There are also examples of temple makuragaeshi that are said to be wonder workers that the temple itself is dedicated to as the principal object of worship. At Daichū-ji in Nishiyama field, Ōhira, Tochigi, Tochigi Prefecture, there is a room called the "Makuragaeshi Space" (makuragaeshi no ma). It is said that once, there was a traveler who took lodging in this room, and they slept with their feet facing the principal object of worship, but upon morning, their head was facing the principal object of worship, and this is counted as one of the seven mysteries of Daichū-ji. At a temple called Hakusan-ji at Koganeda, Mino Province (now Seki, Gifu Prefecture), there is a Kannon Bosatsu called "Makuragaeshi no Kannon" that is worshipped, and it is said that by being inside the temple, one would for some reason end up feeling sleepy, that one would doze off even if one is right in front of the Buddhist altar, but it is said that having a dream about having one's pillow flipped is proof that one's wish will be granted.

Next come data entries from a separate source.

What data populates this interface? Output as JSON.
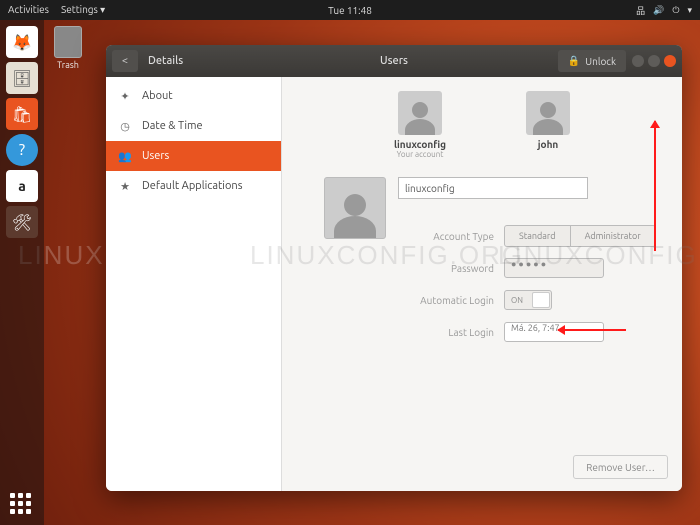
{
  "topbar": {
    "activities": "Activities",
    "settings": "Settings ▾",
    "clock": "Tue 11:48"
  },
  "trash_label": "Trash",
  "window": {
    "section": "Details",
    "title": "Users",
    "unlock": "Unlock"
  },
  "sidebar": {
    "items": [
      {
        "icon": "✦",
        "label": "About"
      },
      {
        "icon": "◷",
        "label": "Date & Time"
      },
      {
        "icon": "👥",
        "label": "Users"
      },
      {
        "icon": "★",
        "label": "Default Applications"
      }
    ]
  },
  "users": [
    {
      "name": "linuxconfig",
      "sub": "Your account"
    },
    {
      "name": "john",
      "sub": ""
    }
  ],
  "detail": {
    "name_value": "linuxconfig",
    "labels": {
      "account_type": "Account Type",
      "password": "Password",
      "auto_login": "Automatic Login",
      "last_login": "Last Login"
    },
    "account_type": {
      "standard": "Standard",
      "admin": "Administrator"
    },
    "password_mask": "●●●●●",
    "toggle_state": "ON",
    "last_login_value": "Má. 26,  7:47",
    "remove": "Remove User…"
  },
  "watermark": "LINUXCONFIG.ORG"
}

==Makuragaeshi that take lives==
There are also examples of legends that not merely pull pranks, but also take people's lives.

In Kanazawa, Ishikawa Prefecture, it is said that at a certain residence, a makuragaeshi in the form of a beautiful woman would appear, but when the footwear (zōri) servant of that place was laughed at by this makuragaeshi in front of the residence, the servant fell unconscious right there and died just like that.

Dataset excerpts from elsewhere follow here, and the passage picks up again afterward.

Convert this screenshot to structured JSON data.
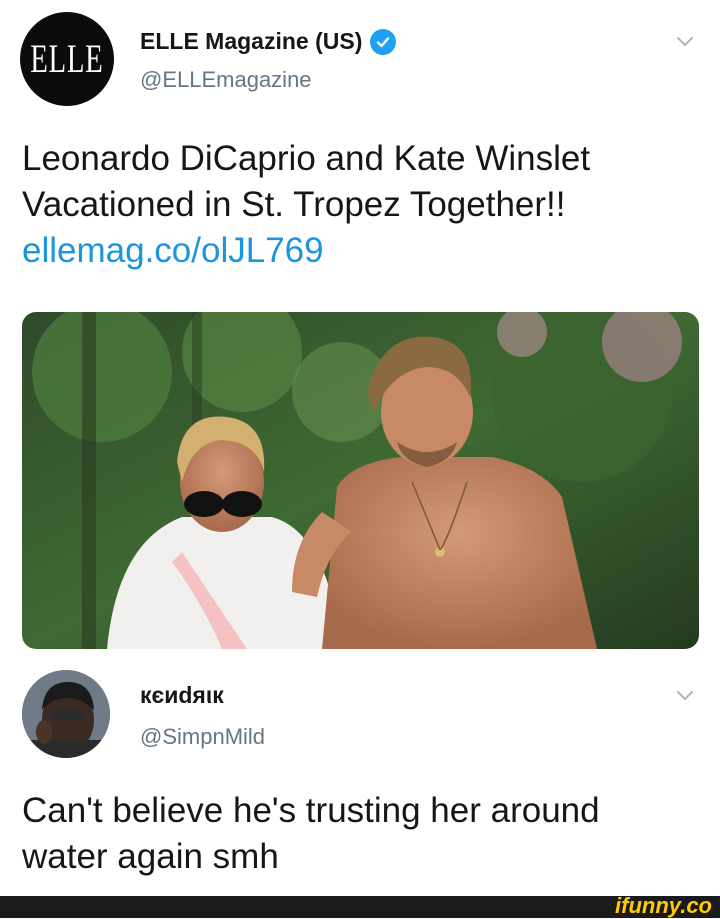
{
  "tweet1": {
    "avatar_text": "ELLE",
    "display_name": "ELLE Magazine (US)",
    "handle": "@ELLEmagazine",
    "text_line1": "Leonardo DiCaprio and Kate Winslet",
    "text_line2": "Vacationed in St. Tropez Together!!",
    "link": "ellemag.co/olJL769"
  },
  "tweet2": {
    "display_name": "кєиdяιк",
    "handle": "@SimpnMild",
    "text_line1": "Can't believe he's trusting her around",
    "text_line2": "water again smh"
  },
  "watermark": "ifunny.co",
  "colors": {
    "link": "#1b95e0",
    "verified": "#1da1f2",
    "handle": "#657786",
    "watermark": "#ffcc00"
  },
  "icons": [
    "verified-badge-icon",
    "chevron-down-icon"
  ]
}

In Hidaka District, Wakayama Prefecture, it is said that there were 7 woodcutters cutting a large hinoki tree near the Komata river, and at night, while the 7 were sleeping, a tree spirit appeared and flipped their pillows, and all 7 died. There is a similar story in Wakayama where 8 woodcutters were trying to cut a momi tree, and they gave up midway because it couldn't be cut in one day, and the next day, the cut opening went back to how it was before. Thinking this strange, they kept watch over the tree at night, when they saw a wood spirit put woodchips in the cut. After this, the woodcutters would burn away all the scraps as they cut the tree, so they were able to finally finish cutting the tree. After doing so, one night, the wood spirit came to the woodcutters and flipped their pillows. However, one of the woodcutters was wholeheartedly chanting the Heart Sutra, so the wood spirit saw this one as devout, and went back without turning over this woodcutter's pillow. It is said that next morning, all of the other 7 died.

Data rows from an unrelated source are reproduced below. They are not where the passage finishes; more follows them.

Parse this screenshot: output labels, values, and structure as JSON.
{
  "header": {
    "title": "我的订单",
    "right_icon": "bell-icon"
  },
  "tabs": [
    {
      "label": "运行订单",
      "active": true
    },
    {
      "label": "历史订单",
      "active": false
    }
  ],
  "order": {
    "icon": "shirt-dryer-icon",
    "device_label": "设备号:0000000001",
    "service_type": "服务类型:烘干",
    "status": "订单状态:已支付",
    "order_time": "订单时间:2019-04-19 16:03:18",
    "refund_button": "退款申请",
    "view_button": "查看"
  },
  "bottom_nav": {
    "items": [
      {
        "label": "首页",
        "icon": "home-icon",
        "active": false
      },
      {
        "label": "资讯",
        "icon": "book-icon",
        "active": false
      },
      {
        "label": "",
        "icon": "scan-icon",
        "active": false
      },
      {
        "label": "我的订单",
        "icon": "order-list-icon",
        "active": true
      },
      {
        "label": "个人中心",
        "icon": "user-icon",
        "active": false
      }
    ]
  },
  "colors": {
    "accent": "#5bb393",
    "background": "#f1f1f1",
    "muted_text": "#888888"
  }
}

==The meaning of pillow flipping==
It is thought that since ancient times, it was widely believed in Japan that the soul leaves the body while dreaming, and the soul cannot return to the body if the pillow is flipped during that time. In the historical tale Ōkagami written in the final years of the Heian period, there is a statement about how Fujiwara no Yoshitaka left a will that said that on his death, he would make sure to return to this world, so there will be no funeral by the usual customs, but despite this, a normal funeral was held with the pillow's position corrected to face north, so his wish to revive was not granted. The folklorist Akira Takeda notes that the pillow contains a person's living spirit or ikiryo, and to turn the pillow would mean to put that person closer to death.

The folklorist Miyata Noboru notes that in the past in Japan, dreaming was thought of as a way to go to another world, and in order to dream, people would kindle a sleep-inducing aroma into their hakomakura (箱枕, box pillow). Miyata remarks that because of this, the pillow is a special tool for moving to another world, basically a boundary to interactions with another dimension, and to have one's pillow flipped while sleeping, this "makura-gaeshi" (pillow-flipping) would be an abnormal state where all orderliness is turned upside down.

It is viewed that these folk beliefs about pillows was the origin of these makuragaeshi legends, and having a makuragaeshi (pillow-flipping) happen was feared as an abnormal state where one's body is cut off from one's soul, but as this belief gradually died out, the makuragaeshi (pillow-flipping) became seen as a mere prank.